Krishnamurti et al.5 used multi-model ensembles in the context of weather forecasts and seasonal climate, where elaborate methodologies, such as “super-ensemble” were used to construct ensembles. Conclusions that an MMM performs better than the individual models when compared to observations have been drawn by numerous studies in the past that have looked at mean climate,6 as well as climate variability.7 However, some studies, such as Annamalai et al.8 have used an alternative approach instead of simply using the MMM. In their study, using models from CMIP3 to investigate the ENSO–monsoon relationship on interannual and decadal timescales, they start with 18 models and systematically exclude out models in batches that do not perform well, finally ending up with the “best” model.

In a recent study, Sabeerali et al.9 found that the ensemble means based on a small fraction of the CMIP5 models perform quite well in simulating several important characteristics of monsoon intra-seasonal oscillations associated with the ISM, but even these models struggle to produce some other characteristics of the ISM. A number of previous studies showed that the projections of ISM have a large spread when individual models are used, and that the ensemble mean summer monsoon rainfall showed an increasing trend from the middle to the end of the century.10,11,12 Noted is that the ensemble mean results depend on the subset of models selected and on the methodology adopted (for example, the weights assigned to each model while computing the MMM). Also recently, Sabeerali et al.13 found that the reliability of ensemble mean projections of the South Asian Monsoon rainfall from the CMIP5 models is questionable due to the relationship between model rainfall and precipitable water being much stronger than observed, and emphasized the need of improvements of individual models, particularly the convective parameterization and cloud microphysics used in the CMIP5 models.

In other words, the projection of future climate could be reliable only when the models are able to produce the past climate reasonably well. Therefore, before assessing the ensemble mean projection, it is important to investigate its various advantages and limitations of MMM climate states by comparing those with observations. In this study, we examine how well does the MMM perform in simulating temperature and rainfall over India during the monsoon season, and we identify what are the features that the MMM is able to reproduce and what are the major shortcomings.

Results

The climatological mean (1975–2005) surface air temperature for June– September (JJAS) from Indian Meteorological Department (IMD) observations and MMM are shown in Fig. 1a, b, respectively.
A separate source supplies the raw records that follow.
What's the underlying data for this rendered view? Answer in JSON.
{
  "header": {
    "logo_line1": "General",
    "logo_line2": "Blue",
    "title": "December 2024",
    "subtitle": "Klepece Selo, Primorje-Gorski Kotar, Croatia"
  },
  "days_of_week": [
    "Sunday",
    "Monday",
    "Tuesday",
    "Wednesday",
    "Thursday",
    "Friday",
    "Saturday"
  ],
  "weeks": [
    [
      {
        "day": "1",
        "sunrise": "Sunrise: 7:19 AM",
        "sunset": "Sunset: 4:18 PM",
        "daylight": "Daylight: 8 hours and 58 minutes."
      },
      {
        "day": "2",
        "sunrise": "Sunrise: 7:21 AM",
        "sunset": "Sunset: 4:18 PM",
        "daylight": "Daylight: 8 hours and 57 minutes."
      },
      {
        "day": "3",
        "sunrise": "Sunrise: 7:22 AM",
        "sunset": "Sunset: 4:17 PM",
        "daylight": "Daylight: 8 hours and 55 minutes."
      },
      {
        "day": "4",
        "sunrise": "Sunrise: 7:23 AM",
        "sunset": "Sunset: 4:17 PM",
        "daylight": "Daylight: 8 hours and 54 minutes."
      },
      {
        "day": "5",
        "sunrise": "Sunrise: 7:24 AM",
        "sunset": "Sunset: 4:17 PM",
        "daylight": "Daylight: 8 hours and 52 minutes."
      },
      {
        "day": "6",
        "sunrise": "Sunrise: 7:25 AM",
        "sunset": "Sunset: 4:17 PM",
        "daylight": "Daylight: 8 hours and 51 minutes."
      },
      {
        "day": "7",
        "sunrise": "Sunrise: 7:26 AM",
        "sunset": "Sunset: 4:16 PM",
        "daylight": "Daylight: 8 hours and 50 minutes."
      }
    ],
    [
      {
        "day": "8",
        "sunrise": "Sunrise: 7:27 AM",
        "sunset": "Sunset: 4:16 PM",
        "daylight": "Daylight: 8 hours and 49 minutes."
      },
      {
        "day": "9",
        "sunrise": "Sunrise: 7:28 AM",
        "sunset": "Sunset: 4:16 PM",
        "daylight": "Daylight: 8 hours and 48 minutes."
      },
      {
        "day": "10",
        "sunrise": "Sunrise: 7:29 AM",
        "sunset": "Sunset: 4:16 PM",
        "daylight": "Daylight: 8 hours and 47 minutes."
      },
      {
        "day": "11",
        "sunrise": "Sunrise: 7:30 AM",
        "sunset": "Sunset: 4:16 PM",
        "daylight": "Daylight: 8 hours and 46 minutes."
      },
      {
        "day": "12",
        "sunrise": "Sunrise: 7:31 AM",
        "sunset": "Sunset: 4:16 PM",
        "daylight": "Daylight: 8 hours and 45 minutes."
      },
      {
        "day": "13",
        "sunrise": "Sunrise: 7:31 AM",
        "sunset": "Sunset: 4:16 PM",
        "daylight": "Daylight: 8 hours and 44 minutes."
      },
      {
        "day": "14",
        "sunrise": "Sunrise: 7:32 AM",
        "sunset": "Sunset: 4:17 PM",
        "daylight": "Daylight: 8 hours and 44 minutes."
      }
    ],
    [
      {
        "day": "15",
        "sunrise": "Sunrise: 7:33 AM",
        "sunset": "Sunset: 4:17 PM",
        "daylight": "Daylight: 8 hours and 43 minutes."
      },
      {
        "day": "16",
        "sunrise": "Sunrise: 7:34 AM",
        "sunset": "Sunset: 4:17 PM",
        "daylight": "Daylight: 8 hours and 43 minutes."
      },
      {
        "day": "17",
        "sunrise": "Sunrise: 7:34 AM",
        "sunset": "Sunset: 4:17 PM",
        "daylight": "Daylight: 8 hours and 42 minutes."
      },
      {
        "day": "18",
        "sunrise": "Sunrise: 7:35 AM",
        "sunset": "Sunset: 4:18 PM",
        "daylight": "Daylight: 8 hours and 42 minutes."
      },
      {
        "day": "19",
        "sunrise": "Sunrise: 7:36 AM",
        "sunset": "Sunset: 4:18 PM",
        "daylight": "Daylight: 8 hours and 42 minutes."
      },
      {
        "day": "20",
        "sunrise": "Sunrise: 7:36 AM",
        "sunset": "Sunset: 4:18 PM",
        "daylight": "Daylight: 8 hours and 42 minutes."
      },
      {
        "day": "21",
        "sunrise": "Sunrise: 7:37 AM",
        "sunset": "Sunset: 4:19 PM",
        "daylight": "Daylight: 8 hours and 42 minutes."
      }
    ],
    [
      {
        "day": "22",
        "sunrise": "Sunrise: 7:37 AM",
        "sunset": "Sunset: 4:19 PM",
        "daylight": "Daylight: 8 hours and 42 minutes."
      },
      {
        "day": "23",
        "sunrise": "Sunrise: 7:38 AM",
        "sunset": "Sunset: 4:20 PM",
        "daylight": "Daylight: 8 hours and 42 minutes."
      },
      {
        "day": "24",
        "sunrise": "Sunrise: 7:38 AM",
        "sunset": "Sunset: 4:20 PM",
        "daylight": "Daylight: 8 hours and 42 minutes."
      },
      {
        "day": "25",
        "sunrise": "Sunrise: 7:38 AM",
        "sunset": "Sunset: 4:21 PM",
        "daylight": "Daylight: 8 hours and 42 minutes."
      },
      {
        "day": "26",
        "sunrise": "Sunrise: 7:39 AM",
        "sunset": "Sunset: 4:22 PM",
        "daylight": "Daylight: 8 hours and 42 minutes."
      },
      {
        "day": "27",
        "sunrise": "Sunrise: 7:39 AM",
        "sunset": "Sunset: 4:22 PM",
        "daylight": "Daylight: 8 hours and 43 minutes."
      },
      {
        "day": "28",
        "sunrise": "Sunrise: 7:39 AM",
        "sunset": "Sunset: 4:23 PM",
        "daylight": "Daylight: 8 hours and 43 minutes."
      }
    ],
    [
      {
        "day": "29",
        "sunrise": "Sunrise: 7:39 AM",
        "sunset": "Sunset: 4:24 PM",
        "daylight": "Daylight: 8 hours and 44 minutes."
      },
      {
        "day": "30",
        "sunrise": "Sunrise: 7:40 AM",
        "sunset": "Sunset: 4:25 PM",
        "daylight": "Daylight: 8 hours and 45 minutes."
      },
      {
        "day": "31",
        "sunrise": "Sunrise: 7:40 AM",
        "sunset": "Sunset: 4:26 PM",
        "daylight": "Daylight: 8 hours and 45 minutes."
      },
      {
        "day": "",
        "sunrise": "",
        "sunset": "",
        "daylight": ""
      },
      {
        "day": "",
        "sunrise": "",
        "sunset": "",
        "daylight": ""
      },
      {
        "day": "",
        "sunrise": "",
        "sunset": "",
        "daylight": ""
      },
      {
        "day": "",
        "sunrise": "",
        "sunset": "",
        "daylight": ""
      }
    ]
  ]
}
The IMD climatology for the historical period shows that the highest temperature occurs over the northwestern region of the country, and locates over the axis of the monsoon trough inclined with a northwest–southeast orientation (Fig. 1a). It can be seen from Fig. 1b that the MMM captures the observed pattern to a great extent, however, there are biases in magnitude. As can be seen from Fig. 1c, the temperatures are severely underestimated over the northern and northeastern parts of India with biases of around 10–15 °C, which was also previously noted by Basha et al.14 On the other hand, the temperatures over the axis of monsoon trough are overestimated by 2–5 °C, with higher biases towards the northwestern flank of the trough. Over southern and southeastern India, the biases are relatively low with the magnitude of around 1–5 °C. As mentioned above, in order to compare the models with observations, all the models were regridded to the observational grid. To verify if the severe underestimation over the northern parts of India could be an artifact of interpolation, in Fig. 1d, e, we show the example of one of the models (MIROC-ESM), with temperatures at its native coarse resolution of 2.8° × 2.8° and its re-gridded version at 0.25° × 0.25°. As noted from Fig. 1d, e, this underestimation is not an artifact of regridding, but is a real bias that can be seen in the native resolution as well.

Fig. 1
figure 1

JJAS climatological mean (1975–2005) temperatures from a IMD, b MMM, c MMM–IMD, d MIROC-ESM model at 2.8° resolution, e MIROC-ESM model regridded to 0.25° resolution, f MIROC-ESM at 2.8°, g MIROC5 at 1.4°, h MIROC4h at 0.56°, i CCSM4 (best model), and j GISS-E2H (worst model)

One of the obvious reasons one may think to explain the cold bias in the MMM is the inaccurate representation of orography over the Himalayan and Tibet region in the models due to their coarser resolution. In order to check this, we have analyzed a modeling system (MIROC) for which data is available from the CMIP5 archive at multiple resolutions (see Fig. 1f–h), however, there are differences in their physics packages as well, so the difference in simulations can only be partially attributed to the difference in spatial resolution. Analyzing the corresponding figure panels, it can be seen that counter-intuitively enough, the biases over northern India systematically increases with the increase in spatial resolution. Hence, one may conclude that the coarser resolution of some of the CMIP5 models included in the MMM may not be playing a significant role in causing the cold bias seen in surface air temperature over the northern parts of India.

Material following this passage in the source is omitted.